Ne prétendais-je pas au pouvoir singulier 
De lier les pécheurs et de les délier ? 

C'est ainsi qu'exploitant l'humaine extravagance, 
Nous savions en tirer fortune, honneurs, puissance, 
Et d'un manteau sacré couvrant nos passions, 
Vendre à deniers comptans les absolutions. 

Parmi tous ces docteurs, qui prendrez-vous pour guide ? 
Décidez en quel lieu la vérité réside ? 
Qui croirez-vous ? Vichnou, Moyse, Mahomet,
Ou l'humble et doux mortel sorti de Nazareth, 
Numa, Confucius, Zoroastre et tant d'autres ? 
Chacun eut ses martyrs, chacun eut ses apôtres ; 
Chacun fit en son tems des miracles fameux, 
Tous certains, tous prouvés par des témoins nombreux. 

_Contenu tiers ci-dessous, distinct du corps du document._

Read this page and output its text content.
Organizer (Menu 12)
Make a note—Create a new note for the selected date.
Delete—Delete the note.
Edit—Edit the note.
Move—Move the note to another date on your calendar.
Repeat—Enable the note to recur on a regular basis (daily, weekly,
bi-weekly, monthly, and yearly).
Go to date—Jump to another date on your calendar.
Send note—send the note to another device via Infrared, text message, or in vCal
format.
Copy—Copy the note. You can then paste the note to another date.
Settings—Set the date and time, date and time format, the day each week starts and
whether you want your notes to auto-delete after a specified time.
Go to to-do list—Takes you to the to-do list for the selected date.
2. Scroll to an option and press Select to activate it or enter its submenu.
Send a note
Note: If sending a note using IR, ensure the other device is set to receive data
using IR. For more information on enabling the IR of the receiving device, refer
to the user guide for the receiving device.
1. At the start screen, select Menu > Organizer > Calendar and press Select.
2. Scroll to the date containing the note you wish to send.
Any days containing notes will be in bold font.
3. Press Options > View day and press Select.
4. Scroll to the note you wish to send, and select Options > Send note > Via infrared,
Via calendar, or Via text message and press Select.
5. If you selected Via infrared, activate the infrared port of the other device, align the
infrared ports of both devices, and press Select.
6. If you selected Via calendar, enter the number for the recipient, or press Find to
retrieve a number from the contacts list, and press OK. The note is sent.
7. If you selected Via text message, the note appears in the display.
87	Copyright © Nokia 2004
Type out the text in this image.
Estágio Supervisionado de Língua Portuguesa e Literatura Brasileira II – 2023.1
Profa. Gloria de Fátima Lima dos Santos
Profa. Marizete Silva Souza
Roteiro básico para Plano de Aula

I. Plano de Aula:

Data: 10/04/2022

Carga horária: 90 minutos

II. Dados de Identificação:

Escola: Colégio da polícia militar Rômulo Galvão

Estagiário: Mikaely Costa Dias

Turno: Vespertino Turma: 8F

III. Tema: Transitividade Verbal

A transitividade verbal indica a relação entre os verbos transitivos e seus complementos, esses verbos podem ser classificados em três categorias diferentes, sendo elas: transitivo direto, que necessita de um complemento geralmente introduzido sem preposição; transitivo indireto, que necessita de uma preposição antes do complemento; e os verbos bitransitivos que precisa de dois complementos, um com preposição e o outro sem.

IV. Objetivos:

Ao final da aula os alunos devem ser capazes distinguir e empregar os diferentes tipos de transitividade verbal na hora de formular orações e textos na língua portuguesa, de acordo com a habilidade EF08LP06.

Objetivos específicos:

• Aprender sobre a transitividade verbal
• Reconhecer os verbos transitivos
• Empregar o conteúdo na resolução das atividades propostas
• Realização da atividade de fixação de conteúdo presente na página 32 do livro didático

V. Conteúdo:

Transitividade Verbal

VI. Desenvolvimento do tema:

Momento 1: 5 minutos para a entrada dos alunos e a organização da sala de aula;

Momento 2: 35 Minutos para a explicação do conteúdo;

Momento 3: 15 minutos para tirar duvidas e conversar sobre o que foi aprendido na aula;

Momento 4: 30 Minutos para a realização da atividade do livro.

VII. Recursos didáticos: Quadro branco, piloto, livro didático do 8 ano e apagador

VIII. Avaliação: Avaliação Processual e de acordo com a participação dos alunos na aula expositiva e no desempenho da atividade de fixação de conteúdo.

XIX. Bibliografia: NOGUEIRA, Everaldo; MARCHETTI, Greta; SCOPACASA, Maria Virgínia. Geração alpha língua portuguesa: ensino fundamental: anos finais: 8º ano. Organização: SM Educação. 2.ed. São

Comment marcherez-vous vers le souverain maître ? 
À ces signes douteux pouvez-vous le connaître ;
Faudra-t-il le chercher dans un dédale obscur ? 
Non, non ; iI nous traça le chemin le plus sûr. 

De lui vient la loi sage, universelle, auguste, 
Qui me dit de l'aimer, qui me dit d'être juste,
D'offrir à mon semblable un fraternel appui, 
De chercher mon bonheur dans le bonheur d'autrui,
De faire un peu de bien, s'il est en ma puissance. 
Le crime malgré lui respecte l'innocence ; 
L'hypocrisie en vain affecte un beau dehors ; 
Elle échappe à la peine, et non pas aux remords ;
On hait la trahison, en se servant des traîtres ; 
Socrate condamné meurt victime des prêtres ; 
Cependant ô justice ! ô pouvoir des vertus ! 
On veut être Socrate ; on abhorre Anitus. 

C'est ainsi que partout la morale est la même ; 
C'est ainsi qu'aux humains, l'Être unique et suprême, 
D'interprètes menteurs sans emprunter la voix, 
A su parler lui-même, et révéler ses loix. 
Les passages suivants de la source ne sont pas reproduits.